The conquerors themselves lent a hand to this work at first, but its completion was left to the Athenians, who with sore hearts and bowed heads for many days worked at the demolition of what so long had been their city's strength and pride.

What followed may be briefly told. Athens had, some time before, fallen under the power of a Committee of Four Hundred, aristocrats who overthrew the constitution and reigned supreme until the people rose in their might and brought their despotism to an end. Now a new oligarchy, called "The Thirty," and mostly composed of the returned exiles, came into despotic power, and the ancient constitution was once more ignored.

The reign of The Thirty was one of blood, confiscation, and death. Supported by a Spartan garrison, they tyrannized at their own cruel will, murdering, confiscating, exiling, until they converted Athens into a prototype of Paris during the French Revolution.

At length the saturnalia of crime came to an end. Even the enemies of Athens began to pity her sad state. Those who had been exiled by these new tyrants returned to Attica, and war between them and The Thirty began. In the end Sparta withdrew her support from the tyrants, those of them who had not perished fled, and after nearly a year of terrible anarchy the democracy of Athens was restored, and peace once more spread its wings over that frightfully afflicted city.

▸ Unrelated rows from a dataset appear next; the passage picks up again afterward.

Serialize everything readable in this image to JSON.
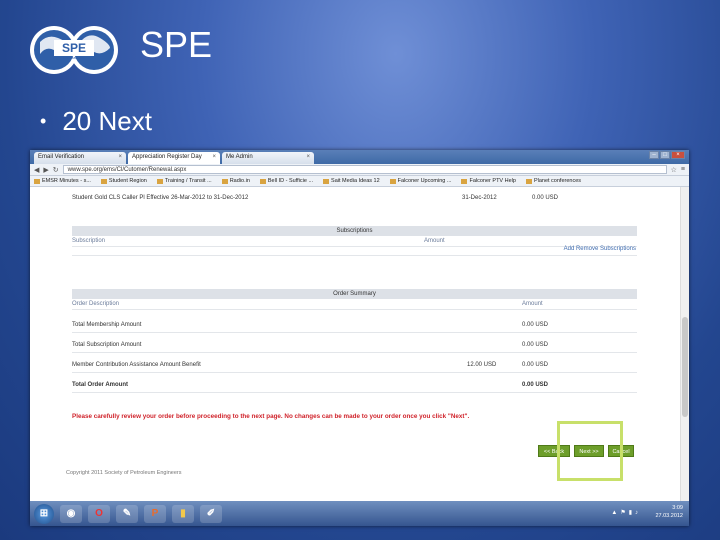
{
  "slide": {
    "title": "SPE",
    "logo_text": "SPE",
    "logo_subtext": "International",
    "bullet": "20 Next"
  },
  "browser": {
    "tabs": [
      {
        "label": "Email Verification",
        "active": false
      },
      {
        "label": "Appreciation Register Day",
        "active": true
      },
      {
        "label": "Me Admin",
        "active": false
      }
    ],
    "url": "www.spe.org/ems/Cl/Cutomer/Renewal.aspx",
    "bookmarks": [
      "EMSR Minutes - s...",
      "Student Region",
      "Training / Transit ...",
      "Radio.in",
      "Bell ID - Sufficie ...",
      "Sait Media Ideas 12",
      "Falconer Upcoming ...",
      "Falconer PTV Help",
      "Planet conferences"
    ]
  },
  "order_page": {
    "top_row": {
      "description": "Student Gold CLS Caller Pl Effective 26-Mar-2012 to 31-Dec-2012",
      "date": "31-Dec-2012",
      "amount": "0.00 USD"
    },
    "subscriptions_header": "Subscriptions",
    "subscription_col": "Subscription",
    "amount_col": "Amount",
    "add_remove_link": "Add Remove Subscriptions",
    "order_summary_header": "Order Summary",
    "order_description_col": "Order Description",
    "order_amount_col": "Amount",
    "lines": [
      {
        "label": "Total Membership Amount",
        "mid": "",
        "amount": "0.00 USD",
        "bold": false
      },
      {
        "label": "Total Subscription Amount",
        "mid": "",
        "amount": "0.00 USD",
        "bold": false
      },
      {
        "label": "Member Contribution Assistance Amount Benefit",
        "mid": "12.00 USD",
        "amount": "0.00 USD",
        "bold": false
      },
      {
        "label": "Total Order Amount",
        "mid": "",
        "amount": "0.00 USD",
        "bold": true
      }
    ],
    "warning": "Please carefully review your order before proceeding to the next page. No changes can be made to your order once you click \"Next\".",
    "back_button": "<< Back",
    "next_button": "Next >>",
    "cancel_button": "Cancel",
    "copyright": "Copyright 2011 Society of Petroleum Engineers"
  },
  "taskbar": {
    "time": "3:09",
    "date": "27.03.2012",
    "lang": "EN"
  },
  "colors": {
    "slide_bg": "#2f52a0",
    "button_green": "#6d9e2a",
    "warning_red": "#d0232b",
    "highlight": "#c8e06a"
  }
}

We may conclude this tale with an episode that took place eleven years after the Long Walls had fallen. As they had gone down to music, they rose to music again. In these eleven years despotic Sparta had lost many of her allies, and the Persians, who had become friends of Athens, now lent a fleet and supplied money to aid in rebuilding the walls. Some even of those who had danced for joy when the walls went down now gave their cheerful aid to raise them up again, so greatly had Spartan tyranny changed the tide of feeling. The completion of the walls was celebrated by a splendid sacrifice and festival banquet, and joy came back to Athens again. A new era had begun for the city, not one of dominion and empire, but one marked by some share of her old dignity and importance in Greece.